# Lamp auger



## Graybeard (Nov 4, 2015)

I'm told it's also called a shell auger. https://www.woodturnerscatalog.com/p/65/5330/Turners-Select-3-8"-Lamp-Auger?term=lamp auger

Wondering if anyone had a video of how to sharpen such a tool? I tried mine to drill through a rolling pin and it simply wouldn't cut at all.


----------



## Schroedc (Nov 4, 2015)

Graybeard said:


> I'm told it's also called a shell auger. https://www.woodturnerscatalog.com/p/65/5330/Turners-Select-3-8"-Lamp-Auger?term=lamp auger
> 
> Wondering if anyone had a video of how to sharpen such a tool? I tried mine to drill through a rolling pin and it simply wouldn't cut at all.



I'll be interested to see that, I'm still using an antique bit that's about 2 feet long that came with a pile of Brace and Bit stuff I bought.


----------



## Graybeard (Nov 4, 2015)

Sounds like a road trip is in order. Good time to get away from the shop for a day.


----------



## Schroedc (Nov 4, 2015)

Graybeard said:


> Sounds like a road trip is in order. Good time to get away from the shop for a day.



If you're talking about road tripping my way, I'm out of the shop starting 8am tomorrow until sometime on Monday


----------



## Graybeard (Nov 5, 2015)

Maybe down the line - have to take you for a piece of pie at that spot down the street.


----------



## barry richardson (Nov 5, 2015)

Shees, that's a lot of $$ for a drill bit, it should be self drilling for that price.

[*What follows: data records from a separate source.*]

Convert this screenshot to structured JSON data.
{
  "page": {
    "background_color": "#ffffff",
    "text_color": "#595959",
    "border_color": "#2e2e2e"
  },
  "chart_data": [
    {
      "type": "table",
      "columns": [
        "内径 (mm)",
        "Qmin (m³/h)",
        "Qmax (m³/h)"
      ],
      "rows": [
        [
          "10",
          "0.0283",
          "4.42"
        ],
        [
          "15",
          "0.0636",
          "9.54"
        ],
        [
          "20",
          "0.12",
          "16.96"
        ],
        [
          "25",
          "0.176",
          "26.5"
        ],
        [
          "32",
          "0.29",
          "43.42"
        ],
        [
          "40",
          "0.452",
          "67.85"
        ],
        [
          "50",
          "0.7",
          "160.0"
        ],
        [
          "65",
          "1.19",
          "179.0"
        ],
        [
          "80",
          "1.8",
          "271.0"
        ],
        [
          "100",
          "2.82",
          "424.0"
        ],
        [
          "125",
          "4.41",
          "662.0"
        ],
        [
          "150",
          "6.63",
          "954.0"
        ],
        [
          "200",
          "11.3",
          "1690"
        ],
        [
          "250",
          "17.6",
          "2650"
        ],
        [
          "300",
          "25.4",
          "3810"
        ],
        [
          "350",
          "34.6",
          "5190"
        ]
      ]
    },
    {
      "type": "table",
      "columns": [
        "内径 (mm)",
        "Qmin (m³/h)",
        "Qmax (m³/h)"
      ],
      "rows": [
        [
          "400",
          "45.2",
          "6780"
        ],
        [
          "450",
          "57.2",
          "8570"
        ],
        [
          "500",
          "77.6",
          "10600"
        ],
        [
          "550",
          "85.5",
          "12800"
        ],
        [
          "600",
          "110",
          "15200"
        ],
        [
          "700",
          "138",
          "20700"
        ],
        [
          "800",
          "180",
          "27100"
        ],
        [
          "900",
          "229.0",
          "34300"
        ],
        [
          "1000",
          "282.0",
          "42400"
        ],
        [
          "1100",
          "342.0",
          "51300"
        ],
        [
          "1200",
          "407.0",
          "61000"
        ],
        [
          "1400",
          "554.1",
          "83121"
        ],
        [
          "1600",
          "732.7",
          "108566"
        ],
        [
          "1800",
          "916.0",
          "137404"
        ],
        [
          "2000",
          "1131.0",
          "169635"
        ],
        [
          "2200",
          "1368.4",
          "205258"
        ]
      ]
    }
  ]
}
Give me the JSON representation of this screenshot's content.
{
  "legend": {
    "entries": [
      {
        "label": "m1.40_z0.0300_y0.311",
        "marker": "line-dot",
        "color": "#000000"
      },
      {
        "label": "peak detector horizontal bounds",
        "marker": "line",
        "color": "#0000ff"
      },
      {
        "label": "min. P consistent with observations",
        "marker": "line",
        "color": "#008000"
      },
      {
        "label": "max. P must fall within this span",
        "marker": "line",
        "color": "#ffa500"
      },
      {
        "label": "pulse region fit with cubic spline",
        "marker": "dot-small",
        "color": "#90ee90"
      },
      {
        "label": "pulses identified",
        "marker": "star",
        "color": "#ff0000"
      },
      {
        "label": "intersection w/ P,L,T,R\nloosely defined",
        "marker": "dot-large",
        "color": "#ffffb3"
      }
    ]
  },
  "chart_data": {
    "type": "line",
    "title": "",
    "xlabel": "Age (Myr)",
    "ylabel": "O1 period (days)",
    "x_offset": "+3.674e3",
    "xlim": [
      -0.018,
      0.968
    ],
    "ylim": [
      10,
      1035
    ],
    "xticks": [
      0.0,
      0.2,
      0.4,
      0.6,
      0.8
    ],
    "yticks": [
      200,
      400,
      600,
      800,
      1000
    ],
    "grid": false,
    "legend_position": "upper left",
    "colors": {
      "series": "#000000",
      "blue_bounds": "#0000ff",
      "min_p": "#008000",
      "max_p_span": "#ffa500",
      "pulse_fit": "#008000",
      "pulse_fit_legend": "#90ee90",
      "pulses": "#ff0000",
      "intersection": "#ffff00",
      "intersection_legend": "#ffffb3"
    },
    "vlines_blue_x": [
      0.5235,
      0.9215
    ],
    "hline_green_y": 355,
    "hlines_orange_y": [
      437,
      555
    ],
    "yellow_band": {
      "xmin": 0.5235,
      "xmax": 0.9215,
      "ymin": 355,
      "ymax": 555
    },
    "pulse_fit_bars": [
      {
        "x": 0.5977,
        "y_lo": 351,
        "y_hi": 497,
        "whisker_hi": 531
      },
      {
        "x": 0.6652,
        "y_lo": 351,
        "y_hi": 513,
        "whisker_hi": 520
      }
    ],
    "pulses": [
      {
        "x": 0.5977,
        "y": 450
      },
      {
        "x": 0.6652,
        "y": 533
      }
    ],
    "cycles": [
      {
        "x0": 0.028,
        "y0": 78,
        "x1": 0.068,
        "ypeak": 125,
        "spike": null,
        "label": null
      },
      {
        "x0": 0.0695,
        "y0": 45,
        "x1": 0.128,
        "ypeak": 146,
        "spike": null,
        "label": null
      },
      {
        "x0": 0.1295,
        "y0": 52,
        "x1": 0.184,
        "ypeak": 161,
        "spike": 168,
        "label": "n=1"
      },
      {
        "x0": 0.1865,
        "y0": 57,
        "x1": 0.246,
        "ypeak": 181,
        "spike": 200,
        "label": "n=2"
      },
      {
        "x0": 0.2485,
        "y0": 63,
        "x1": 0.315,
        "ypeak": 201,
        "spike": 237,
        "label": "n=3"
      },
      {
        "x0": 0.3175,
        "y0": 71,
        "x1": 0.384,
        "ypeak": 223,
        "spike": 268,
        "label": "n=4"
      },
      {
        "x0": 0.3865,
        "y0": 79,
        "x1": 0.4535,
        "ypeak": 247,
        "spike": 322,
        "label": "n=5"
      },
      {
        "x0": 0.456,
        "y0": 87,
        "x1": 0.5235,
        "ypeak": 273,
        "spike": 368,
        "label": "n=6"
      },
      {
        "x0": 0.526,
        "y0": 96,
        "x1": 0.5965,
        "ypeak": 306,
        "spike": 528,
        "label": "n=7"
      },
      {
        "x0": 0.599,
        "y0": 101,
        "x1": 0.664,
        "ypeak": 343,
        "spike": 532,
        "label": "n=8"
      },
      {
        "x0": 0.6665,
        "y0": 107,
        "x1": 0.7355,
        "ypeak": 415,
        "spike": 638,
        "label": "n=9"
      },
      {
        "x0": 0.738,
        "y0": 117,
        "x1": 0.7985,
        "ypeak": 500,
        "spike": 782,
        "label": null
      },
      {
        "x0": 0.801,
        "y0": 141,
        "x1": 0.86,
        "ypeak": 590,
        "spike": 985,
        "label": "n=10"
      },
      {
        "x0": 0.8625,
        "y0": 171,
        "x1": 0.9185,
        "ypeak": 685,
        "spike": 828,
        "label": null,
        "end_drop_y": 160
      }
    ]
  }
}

I'm thinking you must have got a defective one, or you had your lathe in reverse....

Reactions: Funny 1


----------



## duncsuss (Nov 5, 2015)

You might get good information from the folks at Craft Supplies USA -- I think several folks there are turners, they might know if these are shipped sharp and/or how to sharpen them yourself.


----------



## Kevin (Nov 5, 2015)

David you can make a longer bit by brazing or welding your favorite style bit onto a length of steel. I made a 13' (yes 13 foot) drill bit for a timber framer one time. That was taking it to the extreme but all I did was weld the bit onto a 12' section of 3/4" black pipe and welded the hex portion of the bit to one end and the cutting head with the other half shaft to the other end. You can do this on a much smaller scale - the critical part is getting everything lined up perfectly.


----------



## kweinert (Nov 5, 2015)

Kevin said:


> I made a 13' (yes 13 foot) drill bit



This was to make a lamp from that tree you felled with the 20 foot chainsaw blade, right?

Reactions: Funny 2


----------



## Kevin (Nov 5, 2015)

kweinert said:


> This was to make a lamp from that tree you felled with the 20 foot chainsaw blade, right?



Actually was for running electrical up to a second story in Troy Aikmen's hunting cabin in east Texas but it could have worked for a lamp lol.


----------



## Graybeard (Nov 6, 2015)

Who is Troy Aikmen? lol

Ya well, since I got it I've quit drinkin and bowling on Tuesday nights. 

I've never seen a bit sharpened this way, anyone know the history of it, or the why?


----------